With the American healthcare delivery system bracing itself for a deluge of new patients who will gain access to medical treatment by the end of this year through provisions in the Patient Protection & Affordable Care Act, state medical societies, physician coalitions and the American Medical Association (AMA) have been lobbying lawmakers to exclude newly mandated medical guidelines and reimbursement requirements from admissibility in medical professional liability lawsuits. These groups and their allies argue that the reimbursement requirements intended to steer the healthcare system from a fee-for-service model to one rooted in outcome quality are a Pandora’s box for the plaintiff’s bar to exploit in litigation.

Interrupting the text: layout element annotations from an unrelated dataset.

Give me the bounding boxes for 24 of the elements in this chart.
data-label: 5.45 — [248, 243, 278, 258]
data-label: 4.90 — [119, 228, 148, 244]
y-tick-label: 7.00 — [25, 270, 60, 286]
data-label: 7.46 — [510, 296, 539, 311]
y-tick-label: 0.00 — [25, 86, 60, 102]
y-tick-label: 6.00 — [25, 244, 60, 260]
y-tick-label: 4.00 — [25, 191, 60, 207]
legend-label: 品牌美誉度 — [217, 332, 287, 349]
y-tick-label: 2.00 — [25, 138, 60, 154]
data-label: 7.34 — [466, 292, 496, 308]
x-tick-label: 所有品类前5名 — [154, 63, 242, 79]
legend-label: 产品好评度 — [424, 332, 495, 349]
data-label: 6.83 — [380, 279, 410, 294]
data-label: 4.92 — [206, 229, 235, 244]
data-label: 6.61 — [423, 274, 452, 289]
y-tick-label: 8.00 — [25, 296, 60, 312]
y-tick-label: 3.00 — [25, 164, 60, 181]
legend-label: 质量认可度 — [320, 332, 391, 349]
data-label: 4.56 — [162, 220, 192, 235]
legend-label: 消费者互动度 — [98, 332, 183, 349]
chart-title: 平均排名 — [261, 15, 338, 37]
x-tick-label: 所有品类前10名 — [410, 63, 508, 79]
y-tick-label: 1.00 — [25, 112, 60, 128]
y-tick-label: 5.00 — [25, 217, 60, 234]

“Healthcare providers in our districts and across the country fear [that] federal healthcare legislation leaves them vulnerable to new forms of liability for simply providing personalized care to their patients,” wrote Reps. Phil Gingrey, MD, and Henry Cueller in a letter to their colleagues in the U.S. House of Representatives. “As you know, the Patient Protecton & Affordable Care Act created new required standards of care for medical providers. Should these standards not be met, medical providers are at risk of being sued regardless of the medical outcome.”
The solution crafted from model legislation provided by the American Medical Association and introduced by Gingrey and Cueller is the Standard of Care Protection Act of 2013. The Act would not amend or change the Affordable Care Act, but would create a rule of construction in federal statute clarifying that lawsuits could not be based simply on whether medical providers followed the national guidelines created in the new healthcare laws.
“This bill would protect physicians and other healthcare providers from new liability exposure resulting from national care and practice standards or guidelines derived from the Patient Protection & Affordable Care Act and federal programs,” wrote James L. Madara, MD, executive vice president and chief executive of the AMA, in a letter supporting the Standard of care Protection Act. “In addition, the bill preserves state medical liability laws. The ACA included multiple provisions concerning the establishment and implementation of national care and practice standards and guidelines for health care providers. [The Standard of Care Protection Act] makes it clear that the care standards and guidelines detailed in the ACA as well as federal programs cannot be used to create new causes of legal action against physicians providing care to their patients, nor do they supersede state liability laws. Physicians should not have to worry about potential new causes of action or liability exposure in an age of developing and implementing new ways to improve the quality and efficiencies of care.”
The same week that Gingrey and Cueller introduced their legislation, the Georgia General Assembly passed similar legislation. The Georgia Provider Shield Act says that any medical guideline or reimbursement criteria developed or implemented under any federal law cannot be construed as a standard of care to establish a physicians’ negligence in a medical malpractice or product liability suit. Gov. Nathan Deal is expected to sign the bill.
Similar bills are expected to be introduced in state houses across the country.